A Napoli il piccolo Mario, nove anni, viene sottratto dal Tribunale dei Minori alla famiglia naturale e affidato a Giulia e Sandro, coppia di quarantenni non sposati, benestanti e intenzionati a provare l'esperienza dell'affido. Per Mario il passaggio dall'ambiente degradato dell'infanzia fatto di violenze e crimini a quello in apparenza pulito e ordinato della nuova casa risulta subito traumatico. Giulia é però piena di entusiasmo e si mostra pronta a soddisfare qualunque richiesta o capriccio del piccolo. Il richiamo degli amichetti di una volta induce Mario a frequenti assenze non preventivate. Dopo qualche periodo, Sandro capisce di non essere preparato ad affrontare un compito troppo difficile e lascia la casa per andare dai genitori. Giulia prova a proseguire da sola. Quando capisce di essere a sua volta incinta, confida alla mamma di non sentirsi preparata ad evere un figlio. A Sandro non lo dice, e continua a dedicarsi a Mario.Ma a questo punto interviene di nuovo il Tribunale. Mario viene sottratto a Giulia e affidato ad una nuova famiglia.

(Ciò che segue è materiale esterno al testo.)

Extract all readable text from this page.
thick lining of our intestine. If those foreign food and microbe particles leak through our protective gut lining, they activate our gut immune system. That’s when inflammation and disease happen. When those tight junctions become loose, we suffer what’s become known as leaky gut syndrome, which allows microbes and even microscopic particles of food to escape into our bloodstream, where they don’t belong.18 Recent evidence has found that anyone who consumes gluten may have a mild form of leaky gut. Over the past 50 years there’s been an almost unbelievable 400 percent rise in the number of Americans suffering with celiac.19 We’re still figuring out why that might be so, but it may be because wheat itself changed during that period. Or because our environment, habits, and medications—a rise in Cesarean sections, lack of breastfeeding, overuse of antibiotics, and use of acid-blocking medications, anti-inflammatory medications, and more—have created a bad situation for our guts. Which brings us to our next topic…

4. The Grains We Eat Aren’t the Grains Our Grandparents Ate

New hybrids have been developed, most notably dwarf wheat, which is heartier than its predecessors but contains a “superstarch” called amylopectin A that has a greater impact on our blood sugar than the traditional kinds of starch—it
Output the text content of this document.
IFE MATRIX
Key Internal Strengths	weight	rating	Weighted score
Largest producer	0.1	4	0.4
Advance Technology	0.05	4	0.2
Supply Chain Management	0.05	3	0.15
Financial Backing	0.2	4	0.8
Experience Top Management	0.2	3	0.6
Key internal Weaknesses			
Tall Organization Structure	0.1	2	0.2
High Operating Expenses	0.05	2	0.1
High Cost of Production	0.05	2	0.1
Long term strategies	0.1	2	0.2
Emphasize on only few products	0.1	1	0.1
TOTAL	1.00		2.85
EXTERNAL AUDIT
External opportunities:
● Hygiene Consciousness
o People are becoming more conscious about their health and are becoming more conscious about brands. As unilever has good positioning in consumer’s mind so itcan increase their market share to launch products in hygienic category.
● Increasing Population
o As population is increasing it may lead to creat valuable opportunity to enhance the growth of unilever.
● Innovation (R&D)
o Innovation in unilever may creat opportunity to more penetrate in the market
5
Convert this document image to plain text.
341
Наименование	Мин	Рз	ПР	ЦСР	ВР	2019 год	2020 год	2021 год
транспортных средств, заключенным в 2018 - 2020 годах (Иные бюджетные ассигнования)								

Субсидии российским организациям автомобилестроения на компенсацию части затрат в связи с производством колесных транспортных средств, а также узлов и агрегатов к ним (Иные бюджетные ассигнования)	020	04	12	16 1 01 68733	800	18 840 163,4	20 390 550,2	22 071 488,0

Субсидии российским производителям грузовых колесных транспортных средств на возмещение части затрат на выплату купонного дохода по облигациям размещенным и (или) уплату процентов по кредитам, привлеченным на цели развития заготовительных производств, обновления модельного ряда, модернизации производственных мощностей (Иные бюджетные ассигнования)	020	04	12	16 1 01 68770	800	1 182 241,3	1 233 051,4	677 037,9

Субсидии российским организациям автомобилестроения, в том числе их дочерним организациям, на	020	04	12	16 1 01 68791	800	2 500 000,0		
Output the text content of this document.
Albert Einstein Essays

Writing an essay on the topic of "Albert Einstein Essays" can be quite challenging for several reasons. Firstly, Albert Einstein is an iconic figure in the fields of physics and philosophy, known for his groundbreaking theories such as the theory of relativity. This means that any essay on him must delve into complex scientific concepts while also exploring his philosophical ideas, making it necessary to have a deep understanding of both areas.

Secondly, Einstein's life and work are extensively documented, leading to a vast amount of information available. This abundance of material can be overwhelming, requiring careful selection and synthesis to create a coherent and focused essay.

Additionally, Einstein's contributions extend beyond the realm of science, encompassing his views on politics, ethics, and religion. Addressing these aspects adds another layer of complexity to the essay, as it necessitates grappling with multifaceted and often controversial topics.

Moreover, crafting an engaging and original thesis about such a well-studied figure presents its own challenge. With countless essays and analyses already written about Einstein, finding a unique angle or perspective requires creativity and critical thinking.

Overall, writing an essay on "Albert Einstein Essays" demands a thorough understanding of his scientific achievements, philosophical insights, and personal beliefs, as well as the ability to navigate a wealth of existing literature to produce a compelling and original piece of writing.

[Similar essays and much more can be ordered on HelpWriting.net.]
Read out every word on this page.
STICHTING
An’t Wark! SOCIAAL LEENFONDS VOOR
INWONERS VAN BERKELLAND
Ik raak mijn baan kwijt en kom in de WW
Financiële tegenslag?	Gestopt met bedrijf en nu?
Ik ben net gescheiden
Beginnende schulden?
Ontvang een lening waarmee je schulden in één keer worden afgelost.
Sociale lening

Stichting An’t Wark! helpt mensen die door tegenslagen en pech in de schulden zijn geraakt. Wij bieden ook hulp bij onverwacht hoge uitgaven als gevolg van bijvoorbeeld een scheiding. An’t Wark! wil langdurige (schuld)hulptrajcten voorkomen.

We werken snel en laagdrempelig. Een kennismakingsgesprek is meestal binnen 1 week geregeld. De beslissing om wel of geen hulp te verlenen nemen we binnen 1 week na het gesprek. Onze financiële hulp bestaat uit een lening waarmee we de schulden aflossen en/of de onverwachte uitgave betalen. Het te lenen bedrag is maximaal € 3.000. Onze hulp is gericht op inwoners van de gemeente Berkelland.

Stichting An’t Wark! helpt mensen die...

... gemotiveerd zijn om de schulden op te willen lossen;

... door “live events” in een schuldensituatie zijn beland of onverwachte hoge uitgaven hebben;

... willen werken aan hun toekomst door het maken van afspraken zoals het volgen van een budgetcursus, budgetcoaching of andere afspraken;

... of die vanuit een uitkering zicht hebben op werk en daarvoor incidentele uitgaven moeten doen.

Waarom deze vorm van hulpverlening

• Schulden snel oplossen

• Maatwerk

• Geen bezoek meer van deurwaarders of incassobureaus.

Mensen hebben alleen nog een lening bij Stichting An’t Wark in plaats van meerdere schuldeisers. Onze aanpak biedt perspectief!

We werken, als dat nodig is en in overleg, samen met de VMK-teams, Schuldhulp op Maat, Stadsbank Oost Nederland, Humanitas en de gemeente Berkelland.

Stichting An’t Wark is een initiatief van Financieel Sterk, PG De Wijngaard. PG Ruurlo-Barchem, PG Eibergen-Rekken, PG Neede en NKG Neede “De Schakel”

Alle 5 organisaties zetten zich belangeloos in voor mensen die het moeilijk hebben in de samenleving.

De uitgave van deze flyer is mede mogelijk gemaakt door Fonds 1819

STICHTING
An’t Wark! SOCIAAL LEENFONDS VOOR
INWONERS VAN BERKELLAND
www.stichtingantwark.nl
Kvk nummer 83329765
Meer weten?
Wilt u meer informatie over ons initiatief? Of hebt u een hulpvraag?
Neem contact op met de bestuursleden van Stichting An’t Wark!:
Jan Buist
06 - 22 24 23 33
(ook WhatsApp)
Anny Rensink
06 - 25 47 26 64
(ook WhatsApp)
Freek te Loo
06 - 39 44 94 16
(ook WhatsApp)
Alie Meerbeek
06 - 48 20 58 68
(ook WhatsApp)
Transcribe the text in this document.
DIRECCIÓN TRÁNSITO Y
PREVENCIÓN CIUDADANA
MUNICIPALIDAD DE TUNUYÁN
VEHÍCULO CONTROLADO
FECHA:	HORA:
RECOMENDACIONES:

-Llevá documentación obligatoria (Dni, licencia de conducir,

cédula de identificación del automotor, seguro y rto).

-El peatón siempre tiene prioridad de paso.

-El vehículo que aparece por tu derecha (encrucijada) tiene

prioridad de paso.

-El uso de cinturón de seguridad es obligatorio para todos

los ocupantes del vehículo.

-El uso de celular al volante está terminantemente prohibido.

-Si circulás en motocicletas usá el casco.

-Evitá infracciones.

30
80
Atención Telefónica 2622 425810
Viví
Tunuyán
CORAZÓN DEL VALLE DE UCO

Giulia lascia il tribunale in solitudine.

Valutazione Pastorale

Nelle 'note di regia' Antonio Capuano dice: "Ho cercato un film frugale, disadorno ma, nello stesso tempo, volevo che questi caratteri non diventassero cifra e stile. Niente belle inquadrature, quindi. Niente 'bella fotografia'. Niente carrelli. Nessun virtuosismo di ripresa. Fondamentale é 'cosa' ho inquadrato, non 'come'". Si può partire da qui, perché il 'cosa' in effetti é importantissimo. Si parla di bambini che non nascono difficili ma possono diventarlo quando sono inseriti in contesti familiari disgregati dove i genitori trasmettono ai figli disvalori dai quali poi diventa ostico liberarsi. Nessuno é cattivo, nessuno é da respingere, e Mario é un bambino intelligente cpme gli altri. Per oltre la metà del racconto, il 'cosa' del regista mette avanti forti motivazioni, costringe a confrontarsi con ciò che si vede. Nell'ultima parte Capuano diventa schematico (Giulia incapace e sconfitta da una parte; il bambino che non migliora dall'altra), affiora un certo didascalismo, il tono si fa un po' saccente, un po' rassegnato al peggio, all'imposibilità di qualche miglioramento. Nel tenere però il film vitale e ispido, il 'come' ha la sua importanza. La regia é asciutta, diretta, cromaticamente ben composta, aggressiva sulle banalità del quotidiano. Il film dunque procede a corrente alternata e, dal punto di vista pastorale, é da valutare come discutibile, e segnato da qualche ambiguità. UTILIZZAZIONE: il film é da utilizzare in programmazione ordinaria e da proporre in successive circostanze per affrontare il tema centrale dell'affido dei bambini. Qualche attenzione é da tenere per i più piccoli in vista di passaggi televisivi o di uso di VHS e DVD.